The ET supported the successful award of a program project in:
- Thyroid cancer and Chronic Lymphocytic Leukemia (CRC Research Consortium for new therapies in CLL) – Michael Grever, MD, principal investigator
- Natural Products Discovery – A. Douglas Kinghorn, PhD, DSc, principal investigator
- Numerous R01 and R21 Grants
- NCI Leukemia Spore Grant
- University of California, San Diego: ET Co-Leader Michael Grever, MD, is a principal investigator on a project for Pharmacology and Experimental Therapeutics for a P01 in collaboration with University of California, San Diego.
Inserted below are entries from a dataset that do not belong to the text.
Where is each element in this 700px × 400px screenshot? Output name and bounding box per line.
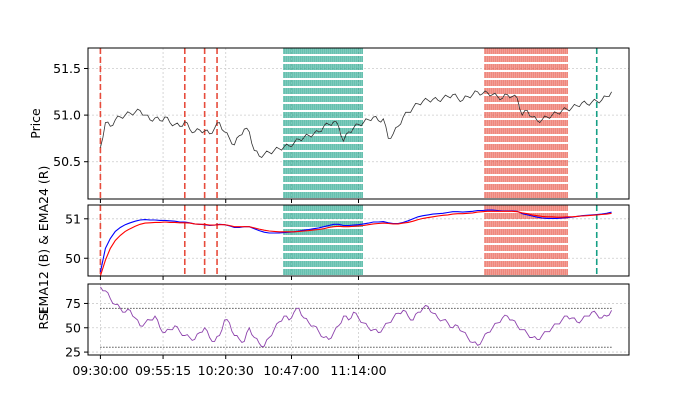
time-axis: 09:30:00 09:55:15 10:20:30 10:47:00 11:14:00	[72, 199, 387, 378]
y-tick-label: 50.5	[53, 154, 81, 169]
y-tick-label: 50	[65, 320, 81, 335]
ema-axis-title: EMA12 (B) & EMA24 (R)	[36, 166, 51, 315]
x-tick-label: 11:14:00	[330, 363, 386, 378]
y-tick-label: 75	[65, 296, 81, 311]
rsi-axis-title: RSI	[36, 309, 51, 329]
y-tick-label: 51	[65, 211, 81, 226]
x-tick-label: 09:55:15	[135, 363, 191, 378]
rsi-series-line	[100, 286, 612, 348]
y-tick-label: 51.5	[53, 61, 81, 76]
y-tick-label: 25	[65, 345, 81, 360]
y-tick-label: 50	[65, 251, 81, 266]
x-tick-label: 10:20:30	[198, 363, 254, 378]
ema-panel: 50 51 EMA12 (B) & EMA24 (R)	[36, 166, 630, 315]
x-tick-label: 10:47:00	[263, 363, 319, 378]
ema24-series-line	[99, 210, 612, 277]
y-tick-label: 51.0	[53, 108, 81, 123]
price-series-line	[100, 90, 612, 159]
x-tick-label: 09:30:00	[72, 363, 128, 378]
price-panel: 50.5 51.0 51.5 Price	[28, 47, 630, 200]
ema12-series-line	[99, 209, 612, 273]
rsi-panel: 25 50 75 RSI	[36, 283, 630, 360]
price-axis-title: Price	[28, 108, 43, 139]
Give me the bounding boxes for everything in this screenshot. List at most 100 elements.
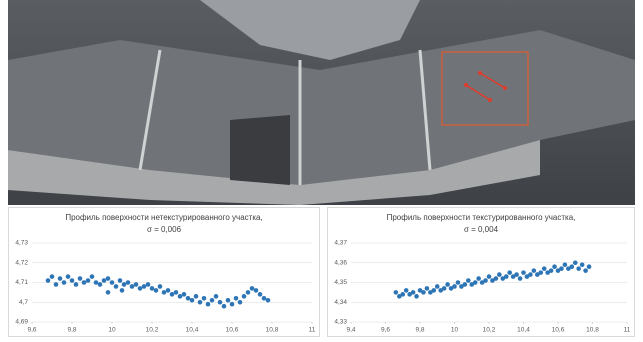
y-tick-label: 4,69 [15, 319, 28, 326]
point [185, 296, 191, 301]
point [57, 276, 63, 281]
chart: Профиль поверхности нетекстурированного … [8, 207, 320, 337]
point [434, 284, 440, 289]
point [548, 268, 554, 273]
point [572, 260, 578, 266]
point [507, 270, 512, 275]
point [476, 276, 481, 281]
point [209, 297, 215, 303]
x-tick-label: 9,8 [67, 327, 76, 334]
point [109, 280, 115, 285]
y-tick-label: 4,35 [334, 279, 347, 286]
point [161, 290, 167, 295]
point [407, 292, 412, 297]
point [410, 290, 416, 295]
point [213, 294, 219, 299]
point [45, 278, 51, 283]
point [125, 280, 131, 285]
point [559, 266, 564, 271]
point [400, 292, 406, 297]
point [490, 278, 495, 283]
point [173, 290, 179, 295]
entrance [230, 115, 290, 185]
point [193, 294, 199, 299]
point [129, 284, 135, 289]
point [552, 264, 557, 270]
point [500, 276, 506, 281]
x-tick-label: 9,4 [346, 327, 355, 334]
rib [418, 49, 432, 171]
chart-title: Профиль поверхности текстурированного уч… [387, 213, 576, 222]
point [531, 268, 537, 273]
point [145, 282, 151, 287]
point [119, 288, 125, 293]
x-tick-label: 10,8 [266, 327, 279, 334]
selection-box [441, 51, 529, 126]
point [81, 280, 87, 285]
chart-title: Профиль поверхности нетекстурированного … [65, 213, 262, 222]
y-tick-label: 4,36 [334, 259, 347, 266]
point [229, 301, 235, 307]
x-tick-label: 9,6 [27, 327, 36, 334]
point [576, 266, 581, 271]
point [555, 268, 561, 273]
rib [138, 49, 162, 171]
x-tick-label: 10,2 [483, 327, 496, 334]
x-tick-label: 11 [309, 327, 316, 334]
x-tick-label: 10,4 [186, 327, 199, 334]
point [153, 288, 159, 293]
profile-point [488, 98, 492, 102]
point [514, 272, 519, 277]
point [569, 264, 575, 270]
point [253, 288, 259, 293]
y-tick-label: 4,33 [334, 319, 347, 326]
point [417, 288, 423, 293]
point [261, 296, 267, 301]
point [97, 282, 103, 287]
x-tick-label: 10,2 [146, 327, 159, 334]
profile-point [503, 86, 507, 90]
point [579, 262, 585, 268]
x-tick-label: 10,6 [552, 327, 565, 334]
point [469, 282, 475, 287]
point [149, 286, 155, 291]
point [521, 270, 526, 275]
point [479, 280, 485, 285]
point [397, 294, 402, 299]
point [105, 290, 111, 295]
point [455, 280, 461, 285]
point [89, 274, 95, 279]
point [493, 276, 499, 281]
point [137, 286, 143, 291]
point [510, 274, 516, 279]
point [503, 274, 509, 279]
point [528, 272, 533, 277]
photo [8, 0, 635, 205]
x-tick-label: 11 [624, 327, 631, 334]
point [105, 276, 111, 281]
point [257, 292, 263, 297]
point [497, 272, 502, 277]
point [237, 299, 243, 305]
point [69, 278, 75, 283]
point [424, 286, 430, 291]
point [121, 282, 127, 287]
point [85, 278, 91, 283]
point [65, 274, 71, 279]
point [233, 296, 239, 301]
point [414, 294, 419, 299]
point [141, 284, 147, 289]
point [157, 284, 163, 289]
point [428, 290, 433, 295]
point [441, 286, 447, 291]
point [93, 280, 99, 285]
point [538, 270, 544, 275]
dome [200, 0, 420, 60]
point [189, 297, 195, 303]
point [466, 278, 471, 283]
profile-point [478, 71, 482, 75]
point [438, 288, 444, 293]
point [403, 288, 409, 293]
point [61, 280, 67, 285]
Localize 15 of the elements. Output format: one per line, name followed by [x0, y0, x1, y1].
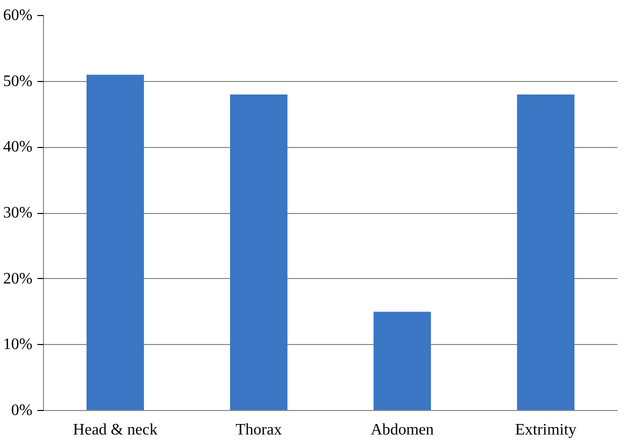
bar [86, 74, 144, 410]
x-tick-label: Thorax [236, 422, 282, 438]
x-tick-label: Extrimity [515, 422, 576, 438]
x-tick-label: Abdomen [370, 422, 434, 438]
bar [230, 94, 288, 410]
y-tick-label: 10% [3, 336, 32, 354]
y-tick-label: 20% [3, 270, 32, 288]
y-tick-label: 30% [3, 204, 32, 222]
bar [374, 312, 431, 410]
y-tick-label: 50% [3, 72, 32, 90]
bar [517, 94, 574, 410]
y-tick-label: 60% [3, 7, 32, 24]
y-tick-label: 0% [11, 402, 32, 419]
x-tick-label: Head & neck [73, 422, 158, 438]
y-tick-label: 40% [3, 138, 32, 156]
- University of Cincinnati Department of Pediatrics: The ET will partner with UCDP basic scientists and their colleagues in the cancer center to study new molecules of interest in cancer therapy.
- National Cancer Institute: The ET continues to collaborate with the NCI to test the effect of the PARP inhibitor ABT-888 on cancer cells and fibroblasts deficient in this pathway and to identify synergistic molecules. A human trial using selection by this strategy to treat cancer patients is approved and supported through a grant by the NCI/CTEP ACTNOW program.
- Cancer Therapy Evaluation Program/NCI: ET member Tanios Bekaii-Saab, MD, collaborated with CTEP and successfully conducted two Phase II trials in hepatocellular and biliary cancers, both of which were also part of a larger collaborative effort with multiple OSU basic scientists.
- The first study investigated the dual EGFR/Her2-neu inhibitor, lapatinib, in HCC patients and has now been accepted for publication at Clinical Cancer Research.
- Dr. Bekaii-Saab successfully completed the second study: investigating the role of the MEK inhibitor AZD6244 in patients with advanced biliary cancers. This study’s results generated significant interest in the scientific community and were presented at the NCI/CTEP as well as at the 2009 American Association for Cancer Research meeting.
- Oncolytics Pharmaceuticals: ET member Miguel Villalona, MD, is collaborating with Oncolytics Pharmaceuticals to study a virus that replicates in ras-activated cells and potentially effective ras-activated inhibitors. Dr. Villalona is studying this therapeutic approach in lung cancer, and the NCI-CTEP has approved a concept for a study in pancreatic cancer. The pancreatic cancer studies will be in collaboration with ET member Tanio Bekaii-Saab, MD.
- Supergen Collaboration: In collaboration with Supergen, Inc., an ET research group led by Samson Jacob, PhD, identified a new class of quinoline-based DNA hypomethylating agents that can re-activate epigenetically silenced tumor suppressor genes. The new agents are not incorporated into DNA and are therefore potentially less toxic than 5-Aza compounds. They can also re-express the TS genes in solid tumor and leukemia cells as well as in primary CLL cells in vitro.